For Drexel physical therapist Margaret O’Neil, one big challenge is coming up with exercises that are both physically and intellectually stimulating for her cerebral palsy patients. Using active video games — games controlled by the body — is relatively new and unproven territory for her. Although, from 30 years of experiences, she knows it’s possibly a better option than simply handing a child with cerebral palsy a list of exercises to do at home.
“We know anecdotally, in talking to kids with cerebral palsy and their families, that giving somebody a list of exercises is not necessarily very motivating, and oftentimes isn’t done,” said O’Neil, an associate professor in Drexel’s physical therapy and rehabilitation sciences department. “What I’m trying to do is find those treatment ideas that will engage kids and teens and keep them active, or get them active, in a fun, motivating way.”
But commercial body-controlled video games (think Microsoft Xbox Kinect or Nintendo Wii games) don’t meet a lot of the physical therapy needs of kids with cerebral palsy. Some games are too difficult, while others are too overwhelming with noisy special effects.
So in 2013, O’Neil turned to Paul Diefenbach, fellow Drexel professor and cofounder of the school’s RePlay Lab, for help in creating a game that met her physical therapy requirements, was easy to learn, and would keep the interest of her patients. Three years later and Kollect was born. It’s the first video game from Enable Games, a company Diefenbach and O’Neil cofounded to create video games specifically for physical therapists and their patients.

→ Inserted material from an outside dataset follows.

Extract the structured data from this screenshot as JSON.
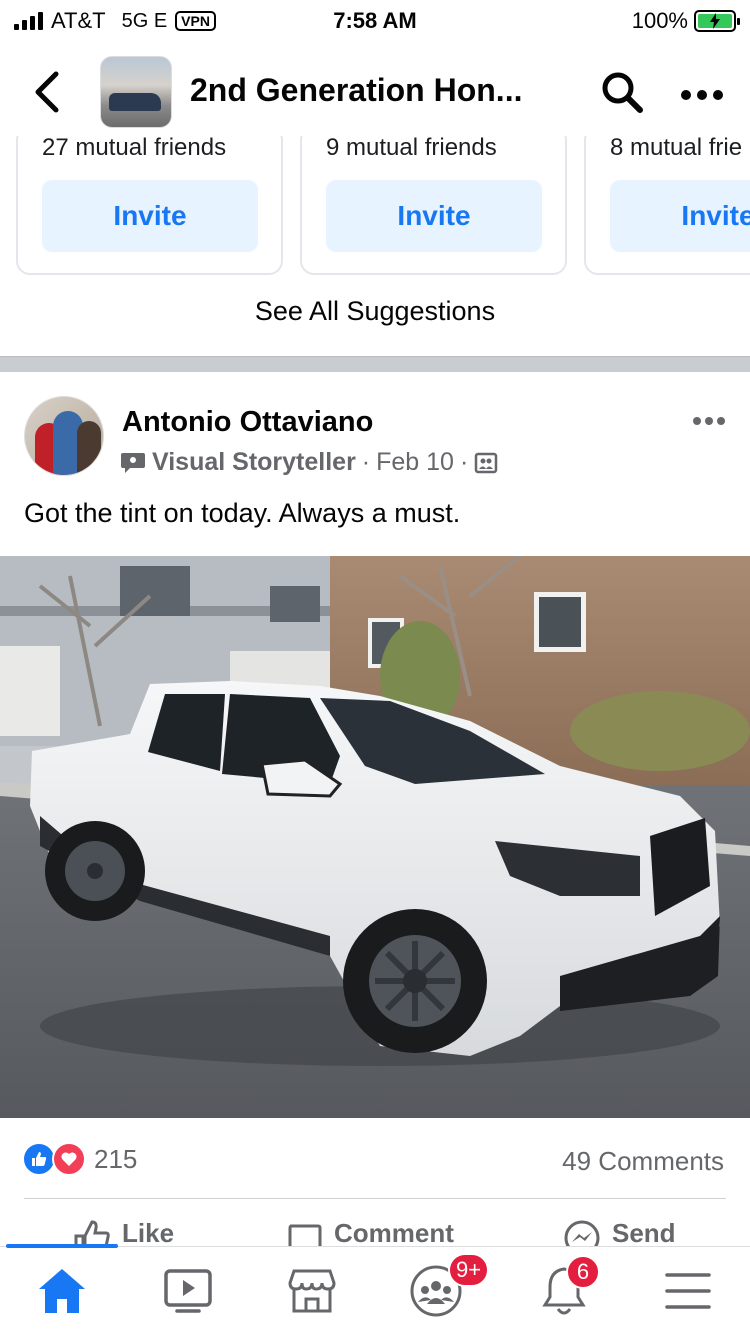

“The concept is essentially a game portal, a website for active video games for people with disabilities,” said Diefenbach, who runs the RePlay Lab and is now in his 12th year at Drexel. “Our initial target is children with cerebral palsy, but then we’ll expand to adults with cerebral palsy and adults with neural motor conditions like multiple sclerosis or Parkinson’s.”

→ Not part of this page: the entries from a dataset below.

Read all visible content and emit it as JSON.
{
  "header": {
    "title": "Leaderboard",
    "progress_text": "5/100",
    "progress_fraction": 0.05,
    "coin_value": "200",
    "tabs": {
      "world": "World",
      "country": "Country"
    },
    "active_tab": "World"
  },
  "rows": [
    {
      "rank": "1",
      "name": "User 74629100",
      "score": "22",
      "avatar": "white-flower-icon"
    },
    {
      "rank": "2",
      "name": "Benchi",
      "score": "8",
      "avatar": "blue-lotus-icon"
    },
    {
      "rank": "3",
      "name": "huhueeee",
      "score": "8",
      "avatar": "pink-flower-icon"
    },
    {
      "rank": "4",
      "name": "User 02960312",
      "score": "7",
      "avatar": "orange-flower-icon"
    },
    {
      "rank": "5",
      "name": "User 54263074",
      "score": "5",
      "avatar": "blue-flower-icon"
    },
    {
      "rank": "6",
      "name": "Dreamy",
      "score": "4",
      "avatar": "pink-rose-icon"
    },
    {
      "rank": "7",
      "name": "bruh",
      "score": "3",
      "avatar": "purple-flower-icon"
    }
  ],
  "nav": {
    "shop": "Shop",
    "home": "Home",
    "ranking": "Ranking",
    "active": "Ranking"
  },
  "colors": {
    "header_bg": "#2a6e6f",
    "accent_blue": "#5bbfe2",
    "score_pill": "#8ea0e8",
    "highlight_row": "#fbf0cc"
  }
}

In Kollect, players stand in front of a Microsoft Xbox 360 Kinect motion-capture device, then move their hands and legs around to literally collect rotating, multi-colored blocks on the computer screen. Games can be played standing or sitting, for wheelchair-bound patients. Most games don’t last longer than five minutes, and therapists can change the speed and intensity of the game through a back-end portal. In that way, therapists are able to structure game conditions to reach the heart rate and level of physical mobility individual patients need, as well as collect actual data through the game on how well a patient’s physical therapy is moving along.
“The idea of flexible gaming parameters allows the therapist to adjust the game to address therapeutic goals,” O’Neil said. “We have kids wear heart-rate monitors and activity monitors during gameplay to see if they’re reaching the aerobic level we know is health-producing.”
So far 12 kids have played three games of Kollect each for 20 minutes each game. According to O’Neil, patients who have tried Kollect in Drexel’s RePlay Lab have enjoyed playing, and that’s key. As children with cerebral palsy age, she says, they become sedentary. Having a fun way to not only keep her patients active, but also give her insight into how much exercise her patients are getting, is something that can’t be achieved through the active video games on the market today.
Diefenbach says Enable Games has raised “well over a quarter of a million” dollars, some of that directly from Drexel, in its 18 months’ of existence. The company licenses Drexel technology that’s developed by undergraduate and graduate students who are programming the games themselves.
The next step for Enable Games and Kollect is a series of clinical trials sometime later this month. Ten new children with cerebral palsy will try playing Kollect in a clinical setting, and the goal will be making sure therapists are able to use and understand the game — and that the game continues to hold the interest of patients.
“Therapists do use games right now in therapy, but as a mechanism or reward for getting through exercises,” said O’Neil. “There are no commercial games right now that have the flexibility we’re trying to build into Enable Games’ products.”